Samedi 23 Juin, 2018

Kit du journaliste haïtien en temps de manifestation

Photo: Estailove St-Val/ Loop Haiti

Photo: Estailove St-Val/ Loop Haiti

L’on ne sait jamais vraiment à quoi s’attendre d’une manifestation en Haiti. Qu’elle soit annoncée « pacifique, démocratique » ou pour une cause autre que politique, il y aura toujours un type ou un groupe d’individus, aux intentions contraires, pour lancer des attaques violentes. Cette incapacité à suivre ou à faire respecter les lignes annoncées au préalable pour les manifestations sur la voie publique, finit toujours par ternir l’image des mouvements. Toujours y'aura-t-il un type ou un groupe par qui le déluge arrive. Des intrus et parfois même des « Pitit Kay » finissent par une barrière ou par une autre, à ...  et ainsi forcer les forces de l’ordre à intervenir avec la rigueur qu’on leur connait, surtout en période de protestation populaire.

Dans ces circonstances, tout-le-monde est exposé. Mais le journaliste, sorti pour un but plus exigeant, l’est encore davantage par le fait qu'en cas de tentions, contrairement au manifestant, le journaliste ne courra pas de toutes ces jambes pour sauver sa peau (ce n'est pas ce pour quoi on le paie), mais cherche toujours un moyen pour capter la bonne image, prendre le bon son, trouver la meilleure position pour avoir une meilleure vue de la situation, en vue d'une meilleure description pour son reportage.

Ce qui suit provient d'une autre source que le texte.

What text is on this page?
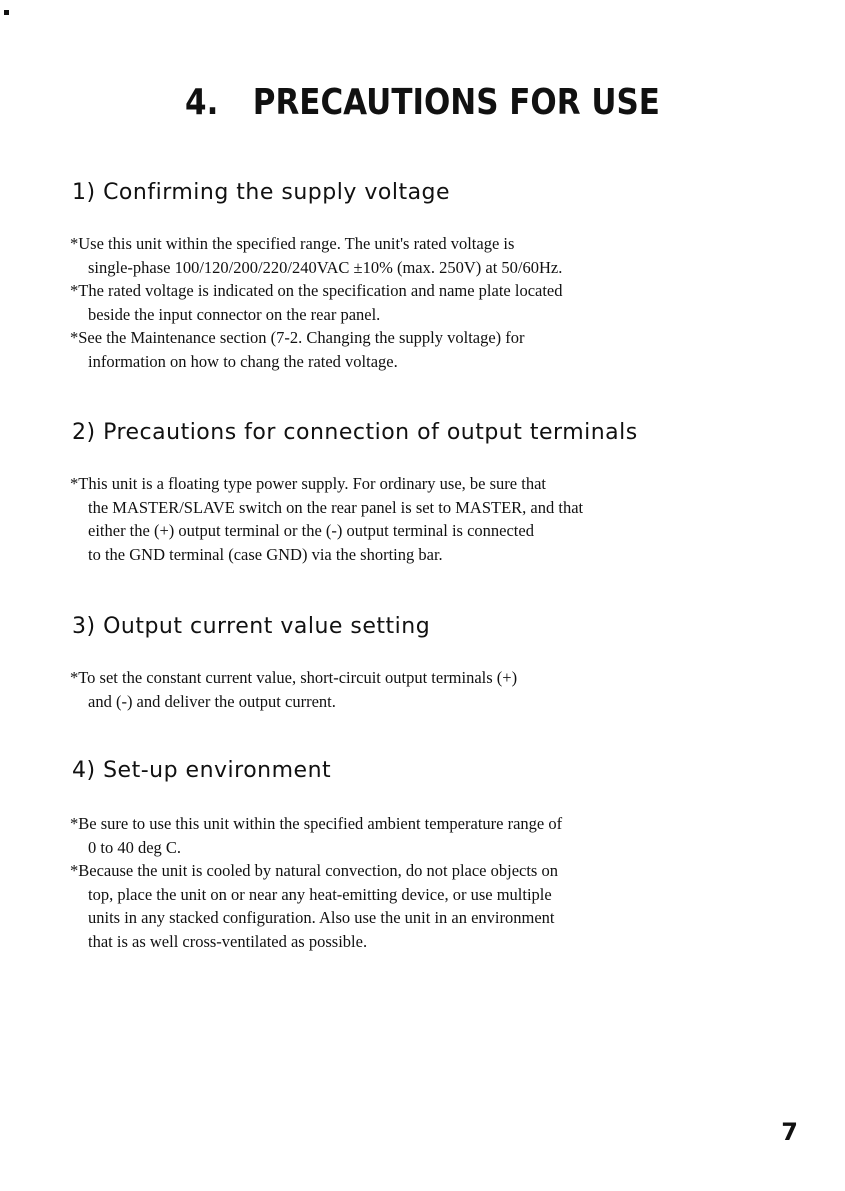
4. PRECAUTIONS FOR USE
1) Confirming the supply voltage
*Use this unit within the specified range. The unit's rated voltage is
single-phase 100/120/200/220/240VAC ±10% (max. 250V) at 50/60Hz.
*The rated voltage is indicated on the specification and name plate located
beside the input connector on the rear panel.
*See the Maintenance section (7-2. Changing the supply voltage) for
information on how to chang the rated voltage.
2) Precautions for connection of output terminals
*This unit is a floating type power supply. For ordinary use, be sure that
the MASTER/SLAVE switch on the rear panel is set to MASTER, and that
either the (+) output terminal or the (-) output terminal is connected
to the GND terminal (case GND) via the shorting bar.
3) Output current value setting
*To set the constant current value, short-circuit output terminals (+)
and (-) and deliver the output current.
4) Set-up environment
*Be sure to use this unit within the specified ambient temperature range of
0 to 40 deg C.
*Because the unit is cooled by natural convection, do not place objects on
top, place the unit on or near any heat-emitting device, or use multiple
units in any stacked configuration. Also use the unit in an environment
that is as well cross-ventilated as possible.
7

Cependant, même si les risques du métier son présents constamment, il y a moyens de les diminuer ou les éloigner d’un cran. Pour éviter de finir à l’hôpital ou ailleurs, tout journaliste qui se respecte saura se faire accompagner d’un minimum de d'équipements susceptibles de lui fournir une certaine protection. D’où cet article et le kit du journaliste (non exhaustif) que nous y présentons.

1 – Badge/ Carte de presse

Incontournable! Le premier agent protecteur d’un journaliste est son Badge, qui permet à tous de non seulement l’identifier comme un professionnel de la Presse et lui laisser faire son travail, mais aussi d’identifier son média juste au cas ou il serait necessaire d'entrer en contact avec des collaborateurs.

2 – Masque à gaz

Les forces de l’ordre font parfois usage de gaz lacrymogène en cas d’émeutes, pour disperser les foules, surtout quand il y a risque de casse. Comme ceux du manifestant, les yeux et narines du journaliste ne sont pas à l’abri du gaz. Ainsi, l’usage d’un masque à gaz est important pour éviter son porteur d’être atteint et lui permettre, répétons-le, de continuer son travail.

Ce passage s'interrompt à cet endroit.